As in Lukens, we will conclude that appellant thoroughly understood the consequences of his agreement to pay restitution only if the record contains at least one of the following: (1) a statement in the plea agreement setting forth a specific dollar amount of restitution; (2) a statement by the defendant indicating agreement to pay a specific dollar amount of restitution; or (3) a warning by the trial judge prior to accepting the defendant’s plea that he can order restitution of a specific dollar amount.2 We have reviewed the record and cannot find any of the above statements therein. We therefore conclude that the trial court erred in ordering appellant to pay restitution of $6,130.65.
IV
The trial court ordered that restitution of $6,130.65 be paid “at the direction of the probation department.” The record does not indicate under which statute the trial court ordered restitution. From our review of the Criminal Code, we conclude that the only statutes under which the trial court could have ordered restitution in this case are A.R.S. § 13-603(C) or A.R.S. § 13-901(H). Section 13-603(C) provided at the time of appellant’s accident: “If a person is convicted of an offense, the court shall require the convicted person to make restitution ... in the manner as determined by the court____” Section 13-901(H) provided: “When restitution is made a condition of probation, the court shall fix the amount thereof and the manner of performance____”
Under either statute, the trial court is required to set the manner of payment of restitution. The trial court thus erred in ordering the probation department to set the manner of payment rather than setting the manner of payment itself. See State v. Tietjens, 729 P.2d 914, 916-917 (Ariz.1986).
V
We vacate the judgment and sentence of the trial court and remand the matter for proceedings before the trial court where appellant must be given an opportunity to withdraw his guilty plea if he so desires. If appellant does not withdraw his guilty plea, or if he does withdraw his guilty plea *536and a new plea agreement is fashioned under which the trial court can order appellant to pay restitution as a condition of probation, the trial court itself must fix the manner of payment.
HAYS, J. (Retired), and CAMERON and HOLOHAN, JJ., concur.. Appellant’s reliance on the hit-and-run case of State v.
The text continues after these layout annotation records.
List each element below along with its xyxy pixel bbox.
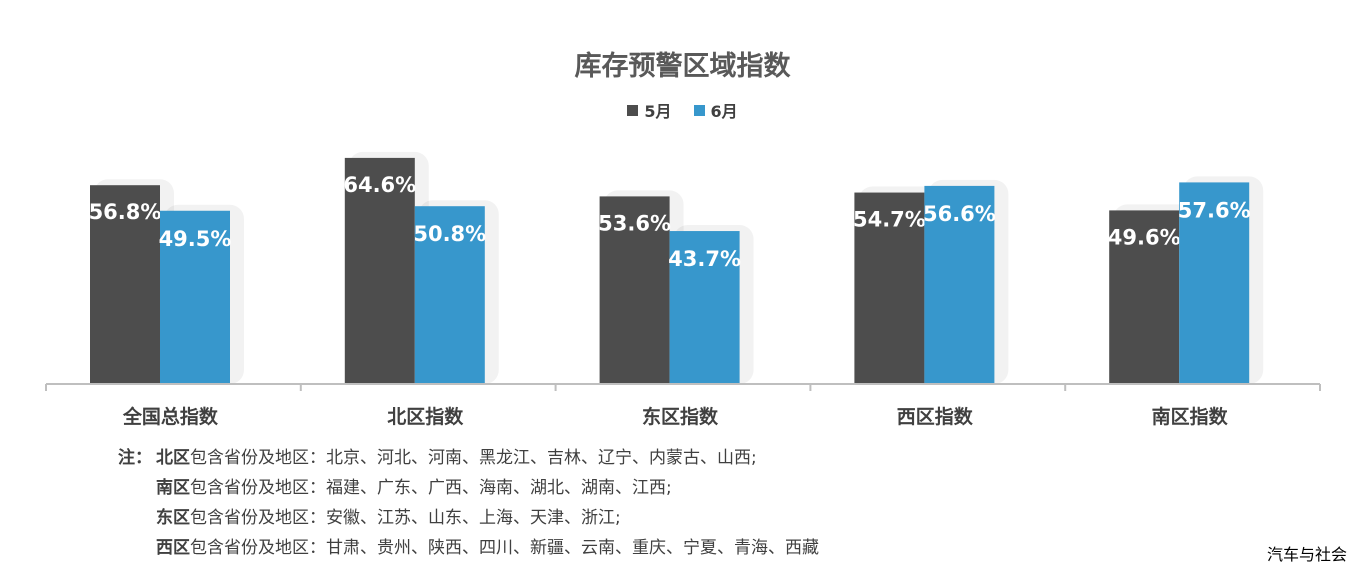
note-text-south: 包含省份及地区：福建、广东、广西、海南、湖北、湖南、江西; bbox=[190, 478, 672, 498]
legend-item-may: 5月 bbox=[627, 98, 672, 122]
note-row-north: 注： 北区包含省份及地区：北京、河北、河南、黑龙江、吉林、辽宁、内蒙古、山西; bbox=[118, 443, 819, 473]
data-label-may-4: 49.6% bbox=[1108, 225, 1181, 249]
data-label-june-2: 43.7% bbox=[668, 247, 741, 271]
bar-may-0 bbox=[90, 185, 160, 384]
note-region-east: 东区 bbox=[156, 508, 190, 528]
legend: 5月 6月 bbox=[0, 98, 1365, 122]
category-label-1: 北区指数 bbox=[387, 405, 464, 428]
data-label-june-3: 56.6% bbox=[923, 202, 996, 226]
data-label-june-0: 49.5% bbox=[159, 227, 232, 251]
category-label-4: 南区指数 bbox=[1152, 405, 1229, 428]
chart-title: 库存预警区域指数 bbox=[574, 51, 791, 82]
bar-june-2 bbox=[669, 231, 740, 384]
note-region-north: 北区 bbox=[156, 448, 190, 468]
note-row-south: 南区包含省份及地区：福建、广东、广西、海南、湖北、湖南、江西; bbox=[118, 473, 819, 503]
legend-item-june: 6月 bbox=[693, 98, 738, 122]
notes: 注： 北区包含省份及地区：北京、河北、河南、黑龙江、吉林、辽宁、内蒙古、山西; 南… bbox=[118, 443, 819, 563]
data-label-may-3: 54.7% bbox=[853, 208, 926, 232]
bar-may-1 bbox=[344, 157, 415, 384]
note-region-west: 西区 bbox=[156, 538, 190, 558]
legend-label-may: 5月 bbox=[644, 102, 672, 121]
note-text-north: 包含省份及地区：北京、河北、河南、黑龙江、吉林、辽宁、内蒙古、山西; bbox=[190, 448, 757, 468]
category-label-3: 西区指数 bbox=[897, 405, 974, 428]
bar-june-0 bbox=[160, 210, 230, 384]
bar-june-3 bbox=[924, 185, 995, 384]
bar-chart: 56.8% 49.5% 全国总指数 64.6% 50.8% 北区指数 53.6% 43.7% 东… bbox=[45, 151, 1321, 428]
note-text-east: 包含省份及地区：安徽、江苏、山东、上海、天津、浙江; bbox=[190, 508, 621, 528]
bar-june-4 bbox=[1179, 182, 1250, 384]
legend-label-june: 6月 bbox=[710, 102, 738, 121]
category-label-2: 东区指数 bbox=[642, 405, 719, 428]
category-label-0: 全国总指数 bbox=[122, 405, 219, 428]
legend-swatch-june bbox=[693, 104, 705, 116]
data-label-june-1: 50.8% bbox=[413, 222, 486, 246]
bar-may-3 bbox=[854, 192, 925, 384]
bar-may-4 bbox=[1109, 210, 1180, 384]
note-prefix: 注： bbox=[118, 448, 152, 468]
bar-june-1 bbox=[414, 206, 485, 384]
note-row-west: 西区包含省份及地区：甘肃、贵州、陕西、四川、新疆、云南、重庆、宁夏、青海、西藏 bbox=[118, 533, 819, 563]
data-label-may-1: 64.6% bbox=[343, 173, 416, 197]
data-label-june-4: 57.6% bbox=[1178, 198, 1251, 222]
data-label-may-2: 53.6% bbox=[598, 211, 671, 235]
watermark: 汽车与社会 bbox=[1266, 545, 1347, 564]
note-region-south: 南区 bbox=[156, 478, 190, 498]
data-label-may-0: 56.8% bbox=[89, 200, 162, 224]
note-row-east: 东区包含省份及地区：安徽、江苏、山东、上海、天津、浙江; bbox=[118, 503, 819, 533]
legend-swatch-may bbox=[627, 104, 639, 116]
note-text-west: 包含省份及地区：甘肃、贵州、陕西、四川、新疆、云南、重庆、宁夏、青海、西藏 bbox=[190, 538, 819, 558]
bar-may-2 bbox=[599, 196, 670, 384]
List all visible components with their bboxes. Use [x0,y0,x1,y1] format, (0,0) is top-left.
Skiles, 146 Ariz. 153, 704 P.2d 283 (App.1985), is misplaced. Unlike appellant, Skiles never agreed to make restitution to his victim. This difference alone permits us to reach a different result in the present case.
. The "specific dollar amount" may be phrased either with particularity (e.g., "Defendant agrees to pay restitution of $6,130.65 to his victim.”) or in an open-ended manner (e.g., “Defendant agrees to pay restitution of up to $7,000.00 to his victim.”).